In questo mentre udirono delle grida e videro che era Sancio Panza, il quale, non avendoli trovati nel luogo dove loro aveva detto, li chiamava forte. Gli andarono incontro e, domandandogli di don Chisciotte, egli disse loro che lo aveva trovato spogliato in camicia, secco, giallo e morto di fame, a sospirare per la sua signora Dulcinea; e che, sebbene lui gli avesse detto che ella gli ordinava di venir via di lì e di andare al Toboso, dove stava ad aspettarlo, aveva risposto essere deciso a non comparire davanti alla sua bellezza finché non avesse compiuto gesta che lo facessero degno della sua grazia.
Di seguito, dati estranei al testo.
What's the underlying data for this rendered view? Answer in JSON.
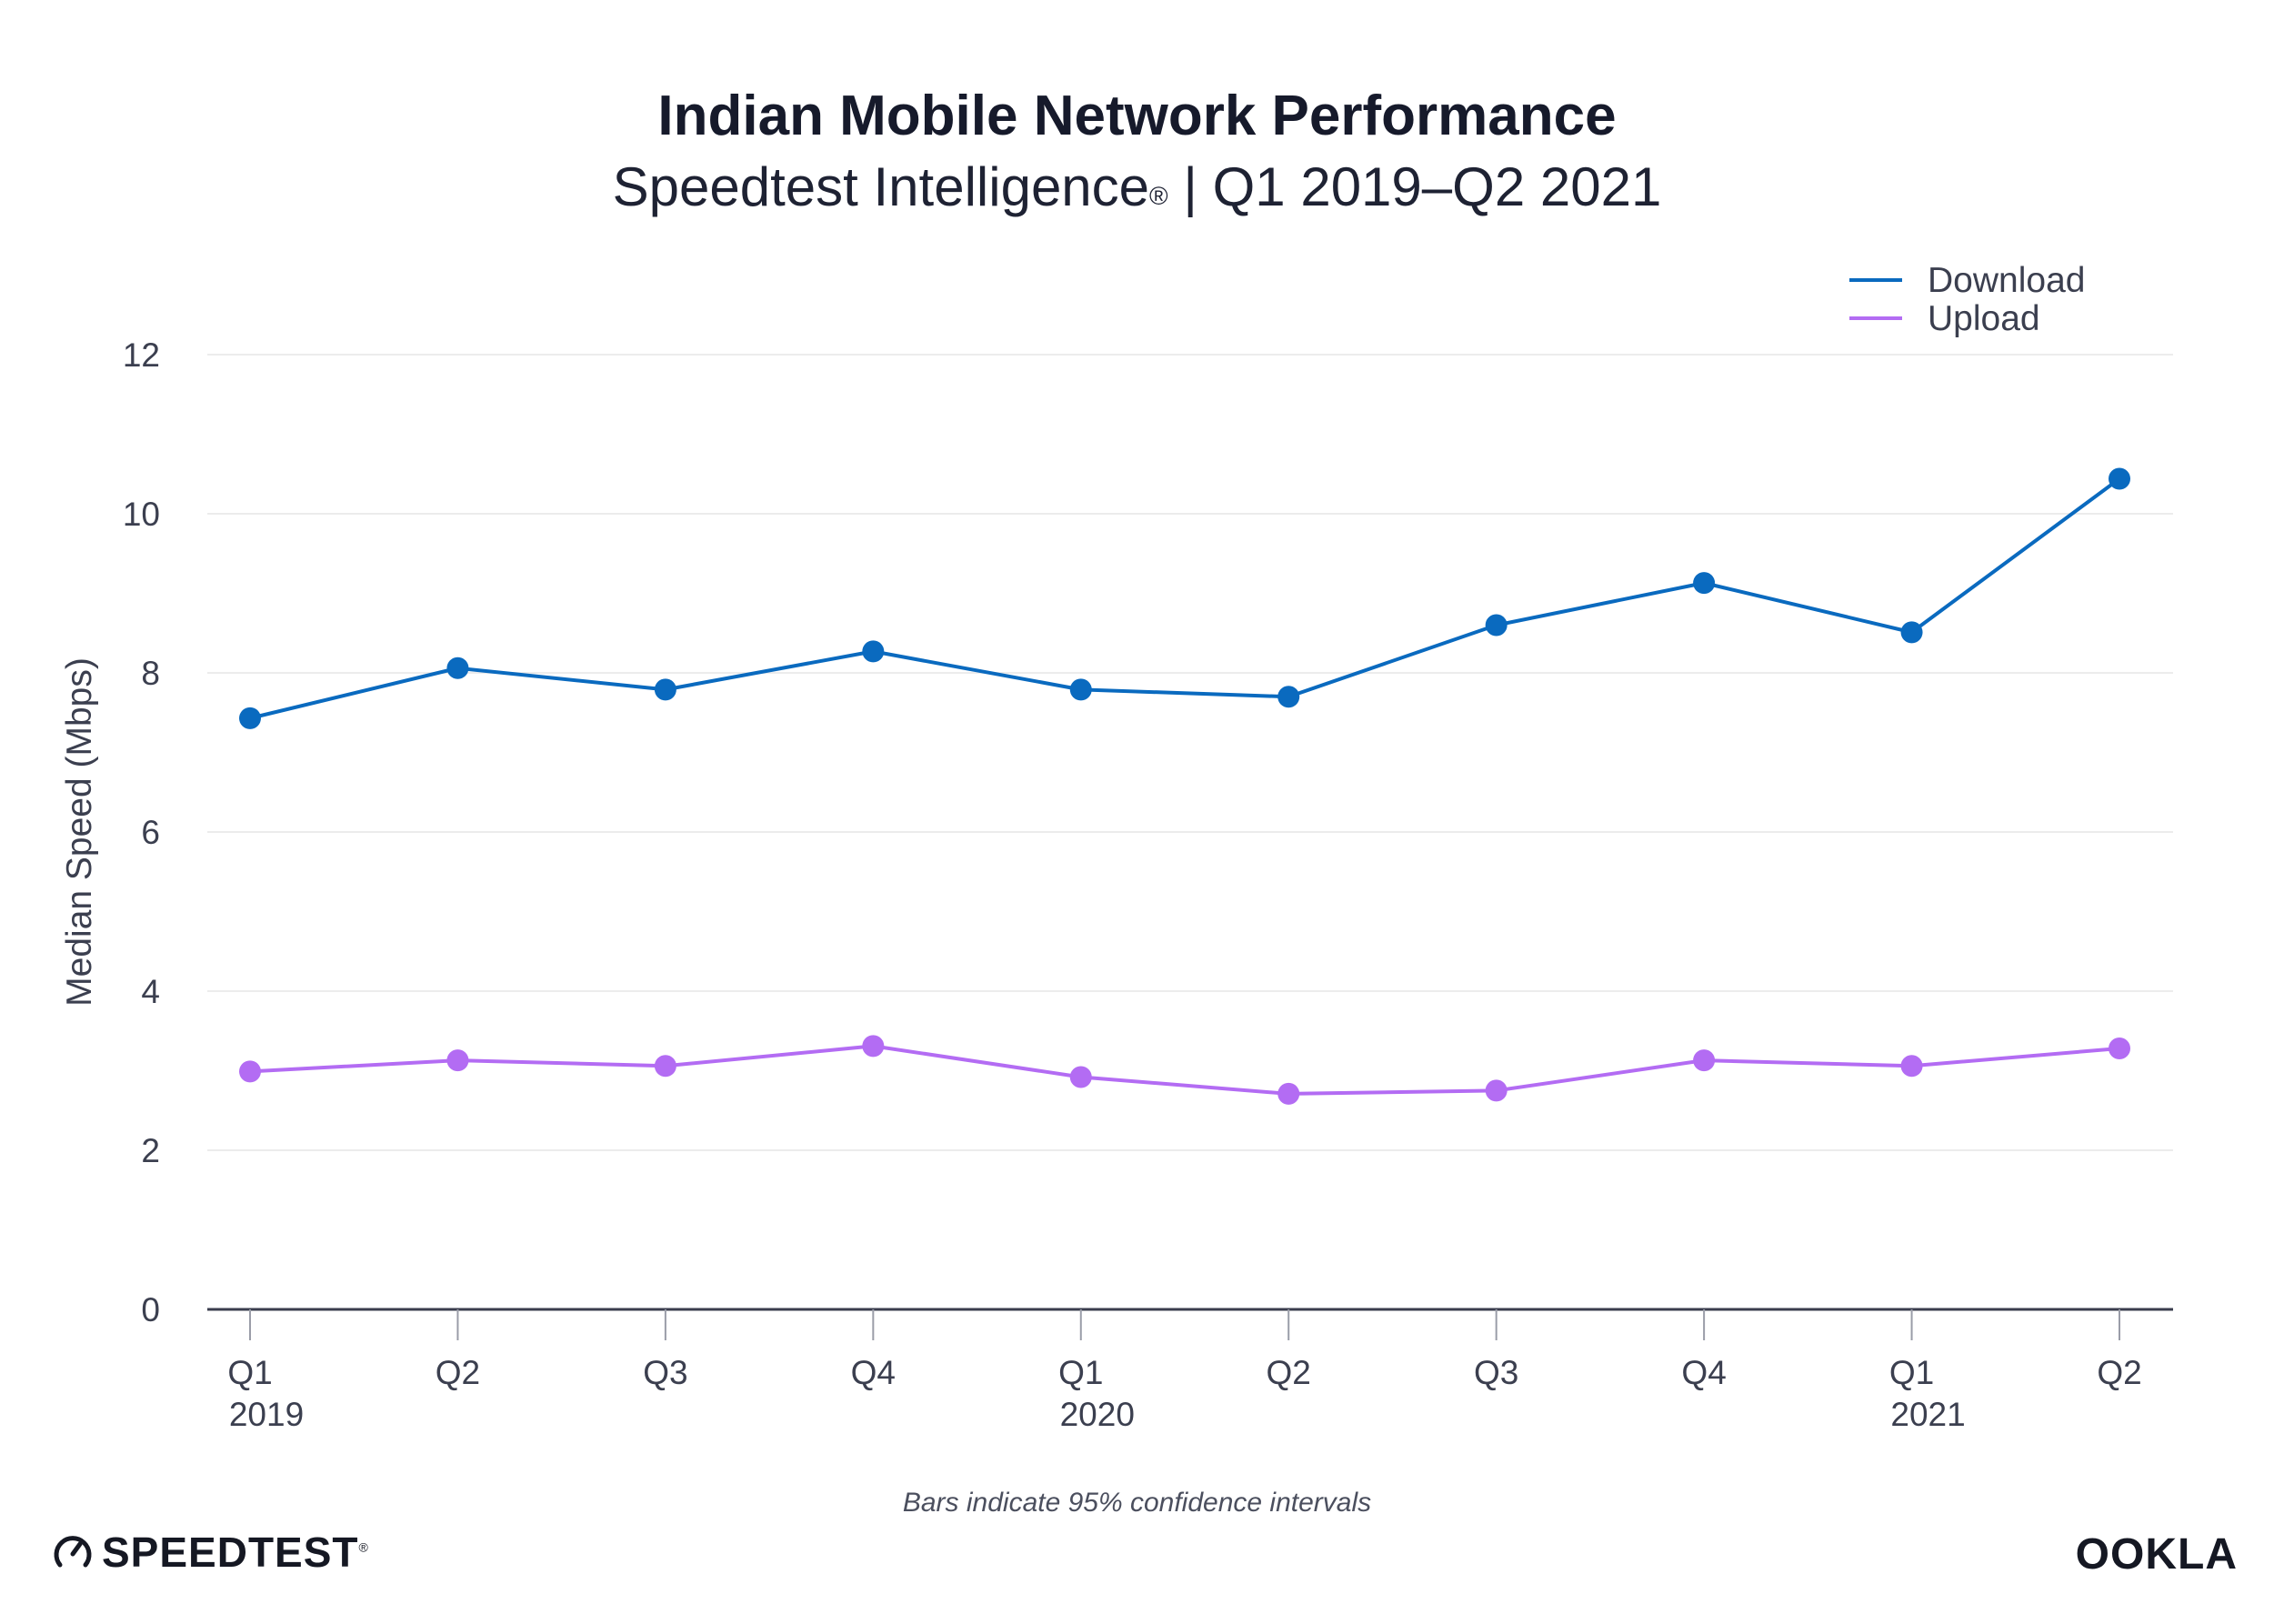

Sancio disse anche che se seguitava così, correva pericolo di non diventare imperatore, come era in obbligo, e neanche arcivescovo, che era il meno che potesse darsi. Perciò vedessero cosa bisognava fare per trarlo di là. Il Licenziato gli rispose di non darsene pena, poiché essi ne lo avrebbero tratto suo malgrado; e raccontò quindi a Cardenio e a Dorotea quel che avevano pensato per salvezza di don Chisciotte o almeno per ricondurlo a casa sua. Al che Dorotea disse che avrebbe lei fatto la parte di donzella, bisognosa di soccorso, meglio del barbiere, molto più che seco aveva vestiti con cui far vedere naturale la cosa; che lasciassero l'incarico a lei di sapere rappresentare quanto occorresse per condurre avanti il loro disegno, poiché lei aveva letto molti libri di cavalleria e sapeva bene la maniera che le afflitte donzelle usavano quando imploravano dai cavalieri erranti i loro favori.

— Allora non c'è bisogno d'altro — disse il curato — se non di mettersi subito all'opera, poiché, senza dubbio, la buona sorte ci si mostra favorevole, in quanto che, senza neanche pensarci, a voialtri, signori, ha cominciato ad aprire una via in vostro aiuto, e a noi ha agevolato quella di cui avevamo bisogno.

Dalla sua sacca cavò subito fuori Dorotea tutta una veste di certa ricca stoffa e una mantiglia di altro bel panno verde; e poi da una scatola una collana e altri gioielli con i quali si adornò in un momento, sì da parere ricca e grande dama. Tutto questo e più ancora disse che aveva portato da casa per quel che potesse occorrerle, ma che fino allora non le si era offerta occasione di averne necessità. Tutti furono quanto mai allietati dalla sua tanta grazia, leggiadria e avvenenza e ritennero don Fernando per poco buon intenditore dal momento che disprezzava così grande bellezza. Ma chi più ne fu ammirato fu Sancio Panza, sembrandogli (e così era infatti) di non aver mai visto in tutta la vita sua tanto bella creatura; e perciò domandò al curato, con grande interesse, che volesse dirgli chi era quella così bella signora e cosa cercava per quei luoghi inaccessibili.